Results of electromyography.

Name	Insertional activity	Fibrillations	Positive Sharp Waves	Polyphasia	Fasciculations	Recruitment
L. Tibialis Ant	Increased	2+	1+	Increased	++	Decreased
L. Gastroc. Med	Normal	2+	1+	Increased	++	Decreased
L. Biceps Brach	Normal	2+	1+	Increased	++	Decreased
L. Deltoid	Increased	3+	1+	Increased	++	Decreased

Figure 1.

Bright tongue sign.

Discussion

Prior literature has reported exacerbations of underlying multiple sclerosis[2] and myasthenia gravis[3] in the context of ICI administration. However, this represents the first case of its kind where a patient with suspected underlying ALS developed worsening neurological deficits post-ICI administration.

A key point in this case was the fact that initial diagnosis of ALS was confounded by generalized systemic weakness in the context of known melanoma, as well as the surmised diagnosis of paraneoplastic Parkinsonism. However, after ICI administration, while the patient also suffered from a concomitant myasthenic-like syndrome that was responsive to steroids and pyridostigmine, clinical findings suggestive of ALS also emerged more dramatically (Figure 2). Whether this was attributable to the natural temporal progression of ALS or an immunomodulatory effect remains unclear.

Figure 2.

Timeline of events (milestones are presented without regard to timescale). ALA indicates amyotrophic lateral sclerosis; ICI, Immune checkpoint inhibitor.

While use of ICIs has been cautioned against in presence of known autoimmune diseases due to potential precipitation of flare-ups,[4,5] such caveats have not heretofore been expressed for ALS, given its neuroinflammatory status has been contentious in the literature thus far.[6] This case report suggests caution is prudent in suspected ALS cases, with careful evaluation of ICI risks before initiation.

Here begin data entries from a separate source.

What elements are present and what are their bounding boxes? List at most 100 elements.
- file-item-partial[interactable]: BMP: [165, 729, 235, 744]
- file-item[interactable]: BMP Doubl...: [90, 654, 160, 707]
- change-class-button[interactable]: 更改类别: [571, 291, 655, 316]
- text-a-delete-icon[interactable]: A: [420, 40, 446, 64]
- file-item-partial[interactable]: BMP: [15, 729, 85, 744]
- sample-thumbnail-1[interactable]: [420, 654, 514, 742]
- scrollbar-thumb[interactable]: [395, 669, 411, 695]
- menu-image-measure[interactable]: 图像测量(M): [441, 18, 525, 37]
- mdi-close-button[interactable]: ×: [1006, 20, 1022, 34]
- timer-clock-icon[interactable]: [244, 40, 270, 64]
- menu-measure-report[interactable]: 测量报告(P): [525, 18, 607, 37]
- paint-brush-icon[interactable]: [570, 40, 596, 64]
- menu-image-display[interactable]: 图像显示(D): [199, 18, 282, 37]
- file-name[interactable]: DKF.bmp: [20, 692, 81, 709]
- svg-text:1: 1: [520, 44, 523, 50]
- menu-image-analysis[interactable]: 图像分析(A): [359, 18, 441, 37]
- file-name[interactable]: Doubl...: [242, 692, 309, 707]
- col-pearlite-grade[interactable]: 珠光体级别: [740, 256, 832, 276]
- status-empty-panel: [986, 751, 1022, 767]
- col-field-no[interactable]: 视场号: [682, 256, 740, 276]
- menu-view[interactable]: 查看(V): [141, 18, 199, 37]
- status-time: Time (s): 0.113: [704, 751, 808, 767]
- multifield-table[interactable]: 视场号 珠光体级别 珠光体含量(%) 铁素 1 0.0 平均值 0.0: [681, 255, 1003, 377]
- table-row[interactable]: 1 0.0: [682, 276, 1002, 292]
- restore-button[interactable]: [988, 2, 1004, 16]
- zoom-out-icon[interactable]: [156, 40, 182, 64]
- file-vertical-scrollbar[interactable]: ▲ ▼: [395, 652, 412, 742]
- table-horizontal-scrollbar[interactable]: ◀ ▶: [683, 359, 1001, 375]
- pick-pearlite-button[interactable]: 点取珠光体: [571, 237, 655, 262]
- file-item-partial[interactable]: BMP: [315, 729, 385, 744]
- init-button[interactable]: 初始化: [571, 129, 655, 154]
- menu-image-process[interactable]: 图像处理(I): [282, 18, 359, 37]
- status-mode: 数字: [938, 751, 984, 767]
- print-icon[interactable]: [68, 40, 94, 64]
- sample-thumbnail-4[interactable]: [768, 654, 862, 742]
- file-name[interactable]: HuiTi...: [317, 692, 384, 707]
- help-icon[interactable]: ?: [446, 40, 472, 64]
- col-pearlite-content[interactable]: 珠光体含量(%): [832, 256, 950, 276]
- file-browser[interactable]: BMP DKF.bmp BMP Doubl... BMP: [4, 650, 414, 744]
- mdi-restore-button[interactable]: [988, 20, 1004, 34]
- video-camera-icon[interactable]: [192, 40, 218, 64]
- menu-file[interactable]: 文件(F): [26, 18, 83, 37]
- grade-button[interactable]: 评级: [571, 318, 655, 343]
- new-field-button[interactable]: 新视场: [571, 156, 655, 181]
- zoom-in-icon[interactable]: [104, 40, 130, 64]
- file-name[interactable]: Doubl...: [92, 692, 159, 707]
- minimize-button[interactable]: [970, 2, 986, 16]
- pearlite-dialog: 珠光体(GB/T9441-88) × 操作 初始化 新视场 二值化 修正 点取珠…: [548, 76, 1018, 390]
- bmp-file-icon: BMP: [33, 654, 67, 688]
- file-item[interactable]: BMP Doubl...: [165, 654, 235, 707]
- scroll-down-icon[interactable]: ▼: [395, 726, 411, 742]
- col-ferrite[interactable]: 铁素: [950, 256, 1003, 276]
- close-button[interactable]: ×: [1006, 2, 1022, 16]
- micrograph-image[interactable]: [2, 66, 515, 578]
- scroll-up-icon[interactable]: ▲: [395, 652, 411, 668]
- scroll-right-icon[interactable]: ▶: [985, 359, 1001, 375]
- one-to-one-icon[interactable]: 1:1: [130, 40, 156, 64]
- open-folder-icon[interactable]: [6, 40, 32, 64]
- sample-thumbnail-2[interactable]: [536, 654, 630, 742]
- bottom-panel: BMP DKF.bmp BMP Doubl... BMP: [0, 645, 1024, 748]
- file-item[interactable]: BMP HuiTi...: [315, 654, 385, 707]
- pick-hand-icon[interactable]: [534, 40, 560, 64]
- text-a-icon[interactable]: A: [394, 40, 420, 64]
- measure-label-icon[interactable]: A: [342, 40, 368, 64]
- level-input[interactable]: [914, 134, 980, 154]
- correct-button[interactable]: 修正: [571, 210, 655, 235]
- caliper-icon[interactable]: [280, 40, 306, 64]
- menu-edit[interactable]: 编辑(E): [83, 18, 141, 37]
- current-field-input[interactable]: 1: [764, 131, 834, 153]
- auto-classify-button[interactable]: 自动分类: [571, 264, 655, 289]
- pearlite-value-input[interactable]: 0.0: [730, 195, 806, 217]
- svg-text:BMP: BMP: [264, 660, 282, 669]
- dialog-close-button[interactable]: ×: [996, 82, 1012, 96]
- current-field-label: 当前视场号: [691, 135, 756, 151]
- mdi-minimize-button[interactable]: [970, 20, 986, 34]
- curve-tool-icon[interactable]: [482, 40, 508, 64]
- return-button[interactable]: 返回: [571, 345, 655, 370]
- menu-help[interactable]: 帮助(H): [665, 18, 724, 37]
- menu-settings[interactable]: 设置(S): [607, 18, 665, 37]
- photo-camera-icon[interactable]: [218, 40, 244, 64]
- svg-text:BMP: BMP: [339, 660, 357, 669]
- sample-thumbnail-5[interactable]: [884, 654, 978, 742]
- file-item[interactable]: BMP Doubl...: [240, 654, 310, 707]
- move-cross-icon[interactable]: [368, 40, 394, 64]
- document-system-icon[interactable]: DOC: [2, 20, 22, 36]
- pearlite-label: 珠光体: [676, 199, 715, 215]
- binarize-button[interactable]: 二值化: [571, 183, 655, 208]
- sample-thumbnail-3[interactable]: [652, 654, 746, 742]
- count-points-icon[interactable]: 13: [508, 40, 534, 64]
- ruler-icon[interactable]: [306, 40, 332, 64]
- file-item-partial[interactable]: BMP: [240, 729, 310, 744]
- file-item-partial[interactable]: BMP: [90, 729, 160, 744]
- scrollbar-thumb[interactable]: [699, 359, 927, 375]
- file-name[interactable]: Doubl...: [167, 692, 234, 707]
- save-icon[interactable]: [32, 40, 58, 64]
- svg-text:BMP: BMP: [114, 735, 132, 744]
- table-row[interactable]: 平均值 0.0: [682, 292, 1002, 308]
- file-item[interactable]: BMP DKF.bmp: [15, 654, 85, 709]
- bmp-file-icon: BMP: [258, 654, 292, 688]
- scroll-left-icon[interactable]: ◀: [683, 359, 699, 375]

The case report suggests pre-existing neurological deficits, including ALS, could be risk factors for NIRS, and more specific neurological screening may serve to risk-stratify patients prior to treatment with ICIs. Further research regarding the safety of ICI use in patients with underlying neurological deficits may guide future therapeutic decision-making.